Quem pensou que o rótulo serviria para desgastar, e para obter dividendos políticos, deve ter se arrependido. O debate está pondo a nu deficiências não apenas no setor de Saúde.
Expõe também o que pensam e como veem o país lideranças de uma corporação, a dos médicos. Mas não só. Os embates públicos permitem quase uma tomografia, um exame clínico do próprio Brasil.
Há argumentos sólidos, ou risíveis, de parte a parte; dos que são a favor e dos que são contra a vinda dos médicos. Dos que são contra, incontáveis relatos sobre o evidente descaso com a infraestrutura da Saúde país afora.
Tais relatos embutem algo precioso a ser discutido. O Brasil tem 513 anos, tem 27 Estados e 5.564 municípios. Por que, até hoje, o país não tem nem um médico em 700 municípios? Por que outro milhar de cidades só tem um ou dois médicos?

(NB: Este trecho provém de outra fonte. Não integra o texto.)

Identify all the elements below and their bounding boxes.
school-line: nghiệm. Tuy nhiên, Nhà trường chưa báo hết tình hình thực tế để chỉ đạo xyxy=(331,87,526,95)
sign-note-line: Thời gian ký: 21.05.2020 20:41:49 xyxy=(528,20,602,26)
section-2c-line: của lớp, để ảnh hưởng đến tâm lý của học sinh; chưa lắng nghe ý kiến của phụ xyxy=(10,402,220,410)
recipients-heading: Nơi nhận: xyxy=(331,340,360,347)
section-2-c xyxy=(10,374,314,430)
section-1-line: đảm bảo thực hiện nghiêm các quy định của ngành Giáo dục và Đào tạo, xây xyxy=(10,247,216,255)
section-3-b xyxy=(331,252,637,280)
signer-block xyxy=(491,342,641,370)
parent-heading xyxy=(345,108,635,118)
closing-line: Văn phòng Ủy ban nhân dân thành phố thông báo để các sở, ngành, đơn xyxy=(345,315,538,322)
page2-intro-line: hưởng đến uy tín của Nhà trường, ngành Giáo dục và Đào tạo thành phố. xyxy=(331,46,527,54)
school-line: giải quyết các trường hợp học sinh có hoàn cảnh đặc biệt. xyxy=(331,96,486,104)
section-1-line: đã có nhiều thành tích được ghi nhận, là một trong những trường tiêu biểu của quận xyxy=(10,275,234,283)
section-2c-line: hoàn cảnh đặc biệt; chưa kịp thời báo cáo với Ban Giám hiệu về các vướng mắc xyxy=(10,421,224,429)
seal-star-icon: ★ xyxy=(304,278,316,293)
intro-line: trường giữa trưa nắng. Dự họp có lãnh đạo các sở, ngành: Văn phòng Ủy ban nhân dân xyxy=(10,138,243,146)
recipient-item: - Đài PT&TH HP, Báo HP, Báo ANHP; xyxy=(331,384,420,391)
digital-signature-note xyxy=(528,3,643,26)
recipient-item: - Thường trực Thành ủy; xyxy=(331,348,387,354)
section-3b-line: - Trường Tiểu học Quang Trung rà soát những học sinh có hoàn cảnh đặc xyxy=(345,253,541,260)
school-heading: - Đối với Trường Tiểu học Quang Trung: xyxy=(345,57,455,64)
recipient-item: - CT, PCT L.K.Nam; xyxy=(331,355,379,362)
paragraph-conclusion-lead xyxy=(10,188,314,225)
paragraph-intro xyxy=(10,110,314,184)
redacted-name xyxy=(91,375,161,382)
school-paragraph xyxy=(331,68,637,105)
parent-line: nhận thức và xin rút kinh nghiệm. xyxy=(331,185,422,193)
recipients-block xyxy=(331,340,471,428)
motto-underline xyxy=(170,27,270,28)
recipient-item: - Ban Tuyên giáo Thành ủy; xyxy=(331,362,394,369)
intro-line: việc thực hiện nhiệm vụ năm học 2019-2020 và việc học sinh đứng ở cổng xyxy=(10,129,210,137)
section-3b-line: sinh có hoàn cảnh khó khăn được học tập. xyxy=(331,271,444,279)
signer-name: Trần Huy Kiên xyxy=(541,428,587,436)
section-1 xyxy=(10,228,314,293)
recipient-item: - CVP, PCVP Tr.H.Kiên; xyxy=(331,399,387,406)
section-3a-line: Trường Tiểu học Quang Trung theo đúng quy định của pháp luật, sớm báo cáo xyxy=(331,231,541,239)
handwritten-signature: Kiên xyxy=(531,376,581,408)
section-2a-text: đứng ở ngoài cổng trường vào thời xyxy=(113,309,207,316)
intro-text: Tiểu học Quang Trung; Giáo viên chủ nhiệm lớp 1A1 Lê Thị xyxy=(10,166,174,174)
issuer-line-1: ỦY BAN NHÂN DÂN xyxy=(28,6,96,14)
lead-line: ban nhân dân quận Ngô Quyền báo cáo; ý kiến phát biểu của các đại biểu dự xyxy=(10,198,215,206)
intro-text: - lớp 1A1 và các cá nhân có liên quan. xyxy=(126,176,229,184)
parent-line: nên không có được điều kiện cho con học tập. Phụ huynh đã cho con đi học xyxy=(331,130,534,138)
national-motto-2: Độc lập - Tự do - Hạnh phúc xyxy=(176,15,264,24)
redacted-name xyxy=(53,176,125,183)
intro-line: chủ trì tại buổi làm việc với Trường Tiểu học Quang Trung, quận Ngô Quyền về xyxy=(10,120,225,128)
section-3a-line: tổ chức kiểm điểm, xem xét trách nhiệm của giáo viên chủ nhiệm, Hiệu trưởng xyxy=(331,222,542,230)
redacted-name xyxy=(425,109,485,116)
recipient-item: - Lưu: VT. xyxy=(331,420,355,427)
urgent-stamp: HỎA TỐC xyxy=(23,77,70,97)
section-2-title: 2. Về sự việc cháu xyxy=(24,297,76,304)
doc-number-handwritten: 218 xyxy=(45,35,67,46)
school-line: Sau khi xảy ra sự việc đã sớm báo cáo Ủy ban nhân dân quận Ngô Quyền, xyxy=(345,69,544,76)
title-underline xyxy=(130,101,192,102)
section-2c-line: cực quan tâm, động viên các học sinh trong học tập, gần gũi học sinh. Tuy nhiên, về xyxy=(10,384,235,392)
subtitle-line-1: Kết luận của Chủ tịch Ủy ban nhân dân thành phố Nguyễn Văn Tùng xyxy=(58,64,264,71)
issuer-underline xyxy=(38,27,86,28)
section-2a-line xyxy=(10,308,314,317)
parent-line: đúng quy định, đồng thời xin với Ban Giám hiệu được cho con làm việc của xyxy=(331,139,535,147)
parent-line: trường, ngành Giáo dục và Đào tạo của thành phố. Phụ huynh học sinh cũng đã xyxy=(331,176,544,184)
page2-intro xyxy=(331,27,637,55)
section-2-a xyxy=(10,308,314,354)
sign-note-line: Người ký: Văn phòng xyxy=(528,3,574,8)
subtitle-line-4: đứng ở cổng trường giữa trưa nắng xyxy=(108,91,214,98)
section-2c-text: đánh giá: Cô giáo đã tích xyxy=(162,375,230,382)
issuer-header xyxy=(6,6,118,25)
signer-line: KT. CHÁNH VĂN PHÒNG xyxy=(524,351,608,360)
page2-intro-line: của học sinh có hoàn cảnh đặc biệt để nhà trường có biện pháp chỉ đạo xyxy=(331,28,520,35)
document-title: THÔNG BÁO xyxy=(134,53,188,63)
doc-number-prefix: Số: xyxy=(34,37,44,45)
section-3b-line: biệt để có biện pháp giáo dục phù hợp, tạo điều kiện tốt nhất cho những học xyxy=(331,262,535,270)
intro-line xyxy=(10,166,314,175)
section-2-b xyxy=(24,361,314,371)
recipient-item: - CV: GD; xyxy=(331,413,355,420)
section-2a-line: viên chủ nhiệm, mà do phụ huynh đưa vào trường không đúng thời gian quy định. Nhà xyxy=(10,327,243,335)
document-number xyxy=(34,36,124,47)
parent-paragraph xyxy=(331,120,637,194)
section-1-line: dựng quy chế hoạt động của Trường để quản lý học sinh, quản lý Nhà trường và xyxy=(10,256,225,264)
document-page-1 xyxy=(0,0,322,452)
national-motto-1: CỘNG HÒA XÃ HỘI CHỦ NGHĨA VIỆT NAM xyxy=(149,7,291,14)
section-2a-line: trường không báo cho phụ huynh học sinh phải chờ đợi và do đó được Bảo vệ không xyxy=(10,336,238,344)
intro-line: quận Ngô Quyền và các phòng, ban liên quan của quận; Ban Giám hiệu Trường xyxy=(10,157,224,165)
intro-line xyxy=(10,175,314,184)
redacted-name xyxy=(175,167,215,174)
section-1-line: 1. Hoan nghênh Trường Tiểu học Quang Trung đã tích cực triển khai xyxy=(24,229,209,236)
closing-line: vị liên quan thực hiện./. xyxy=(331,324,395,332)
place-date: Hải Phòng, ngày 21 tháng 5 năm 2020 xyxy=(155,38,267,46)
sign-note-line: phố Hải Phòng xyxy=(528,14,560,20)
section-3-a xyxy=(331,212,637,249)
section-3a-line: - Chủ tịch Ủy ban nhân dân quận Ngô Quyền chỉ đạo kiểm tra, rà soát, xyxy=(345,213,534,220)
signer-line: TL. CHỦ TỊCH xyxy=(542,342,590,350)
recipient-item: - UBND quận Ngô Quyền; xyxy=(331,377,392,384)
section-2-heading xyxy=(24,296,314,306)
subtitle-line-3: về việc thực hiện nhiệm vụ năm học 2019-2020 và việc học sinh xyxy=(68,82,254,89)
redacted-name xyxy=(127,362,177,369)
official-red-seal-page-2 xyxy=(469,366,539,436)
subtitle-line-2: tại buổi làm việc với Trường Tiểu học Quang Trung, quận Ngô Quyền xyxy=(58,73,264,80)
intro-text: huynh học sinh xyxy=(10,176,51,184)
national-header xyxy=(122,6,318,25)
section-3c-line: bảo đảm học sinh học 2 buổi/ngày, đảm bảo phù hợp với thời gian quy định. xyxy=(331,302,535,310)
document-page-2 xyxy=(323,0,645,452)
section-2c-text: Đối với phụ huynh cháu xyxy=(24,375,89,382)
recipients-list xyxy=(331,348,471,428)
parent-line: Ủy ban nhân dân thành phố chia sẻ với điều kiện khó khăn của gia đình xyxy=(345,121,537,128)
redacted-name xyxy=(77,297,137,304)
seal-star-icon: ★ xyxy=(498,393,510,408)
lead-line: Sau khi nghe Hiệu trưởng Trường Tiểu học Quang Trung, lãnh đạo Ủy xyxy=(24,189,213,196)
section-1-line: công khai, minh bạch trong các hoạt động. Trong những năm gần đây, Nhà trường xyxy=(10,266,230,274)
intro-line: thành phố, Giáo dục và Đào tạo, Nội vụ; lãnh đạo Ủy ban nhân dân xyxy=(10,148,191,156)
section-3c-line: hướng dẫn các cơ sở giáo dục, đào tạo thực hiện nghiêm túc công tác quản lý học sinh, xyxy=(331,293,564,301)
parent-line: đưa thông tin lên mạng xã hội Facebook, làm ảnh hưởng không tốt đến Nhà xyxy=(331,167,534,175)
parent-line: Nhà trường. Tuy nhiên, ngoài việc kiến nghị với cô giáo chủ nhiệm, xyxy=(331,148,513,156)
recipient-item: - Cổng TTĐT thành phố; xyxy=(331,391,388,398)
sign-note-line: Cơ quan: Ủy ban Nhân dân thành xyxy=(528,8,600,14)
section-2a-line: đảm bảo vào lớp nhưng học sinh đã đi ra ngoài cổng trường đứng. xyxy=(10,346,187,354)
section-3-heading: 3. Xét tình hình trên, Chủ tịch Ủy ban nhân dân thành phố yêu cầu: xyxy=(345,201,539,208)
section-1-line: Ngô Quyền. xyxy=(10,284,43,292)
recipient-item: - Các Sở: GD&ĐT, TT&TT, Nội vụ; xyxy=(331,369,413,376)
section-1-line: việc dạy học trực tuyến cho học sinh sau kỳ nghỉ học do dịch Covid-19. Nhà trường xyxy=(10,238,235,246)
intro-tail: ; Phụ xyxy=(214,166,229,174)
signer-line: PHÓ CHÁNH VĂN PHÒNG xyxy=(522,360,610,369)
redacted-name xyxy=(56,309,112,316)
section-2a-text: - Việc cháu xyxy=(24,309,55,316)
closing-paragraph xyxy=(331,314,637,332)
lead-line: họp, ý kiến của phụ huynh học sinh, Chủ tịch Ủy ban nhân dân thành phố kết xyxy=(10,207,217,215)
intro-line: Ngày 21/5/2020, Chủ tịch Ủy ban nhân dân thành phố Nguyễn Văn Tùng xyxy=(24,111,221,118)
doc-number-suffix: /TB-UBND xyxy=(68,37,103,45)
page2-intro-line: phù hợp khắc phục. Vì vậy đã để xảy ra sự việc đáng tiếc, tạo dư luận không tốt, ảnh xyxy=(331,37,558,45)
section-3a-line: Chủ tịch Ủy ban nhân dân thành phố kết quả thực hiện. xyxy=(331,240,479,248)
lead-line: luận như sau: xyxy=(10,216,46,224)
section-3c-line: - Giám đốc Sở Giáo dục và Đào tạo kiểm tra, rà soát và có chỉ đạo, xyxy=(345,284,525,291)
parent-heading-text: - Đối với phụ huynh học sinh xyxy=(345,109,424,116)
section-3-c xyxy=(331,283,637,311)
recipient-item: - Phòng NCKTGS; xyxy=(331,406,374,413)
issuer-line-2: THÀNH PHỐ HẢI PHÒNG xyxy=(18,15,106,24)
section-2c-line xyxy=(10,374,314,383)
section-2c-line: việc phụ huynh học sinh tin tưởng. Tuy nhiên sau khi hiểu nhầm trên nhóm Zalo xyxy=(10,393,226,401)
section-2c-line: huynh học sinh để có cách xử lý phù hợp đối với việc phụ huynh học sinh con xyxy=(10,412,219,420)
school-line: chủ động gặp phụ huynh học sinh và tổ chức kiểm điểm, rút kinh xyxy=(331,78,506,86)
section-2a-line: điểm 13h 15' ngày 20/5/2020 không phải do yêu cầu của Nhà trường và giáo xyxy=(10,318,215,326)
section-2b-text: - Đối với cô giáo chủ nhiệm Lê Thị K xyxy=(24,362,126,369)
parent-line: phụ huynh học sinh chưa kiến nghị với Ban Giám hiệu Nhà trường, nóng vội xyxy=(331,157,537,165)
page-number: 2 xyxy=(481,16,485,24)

A resposta é quase automática e parece fácil: "Porque o governo é incompetente". Como o Brasil tem 513 anos, pergunte-se: qual dos governos? E de qual dos cinco séculos?
Os governos da União? Os de 26 Estados e DF, ou os de mais de 5 mil prefeituras e seus 60 mil vereadores?
Além da União e seu ministério, os Estados e municípios têm Secretarias da Saúde e verbas. Por que não resolvem, ou ao menos amenizam o problema?
Será que o descaso com a Saúde Pública não tem relação com o fato de o país produzir a 2ª pior distribuição de renda do mundo?
Brasileiros ricos têm pelo menos U$ 520 bilhões depositados em paraísos fiscais. Cidadãos devem mais de R$ 1 trilhão ao fisco. E União e Estados devem mais de R$ 100 bilhões aos cidadãos.
Será que isso não caracteriza uma maneira de encarar a vida em sociedade? Em especial, de parte da sociedade que tem e sempre teve poder de fato?
Até que viessem o anúncio do "Mais Médicos" e os tais "médicos cubanos", quando e com que vigor entidades de classe e médicos saíram às ruas para protestar contra o escândalo que é a Saúde Pública?
Quando protestaram, por exemplo, contra planos de saúde que maltratam milhões de pacientes e também os próprios médicos?
Médicos cearenses vaiaram colegas cubanos em Fortaleza. E não nasceu do nada a opinião da jornalista Micheline Borges, que no facebook disse:
-Médicas cubanas têm cara de empregada doméstica. Será que são médicas mesmo? Afe, que terrível. Médico tem postura, cara de médico, se impõe a partir da aparência.
As vaias cearenses não são únicas. E Micheline não é, infelizmente, voz isolada. Elas representam uma porção importante do país. A que resistiu, por exemplo, à PEC das empregadas domésticas. E que pensa exatamente da mesma forma.
Ao supor que defendem a Saúde, pessoas como Micheline ajudam a explicar porque, com 513 anos, o Brasil tem a Saúde Pública que tem.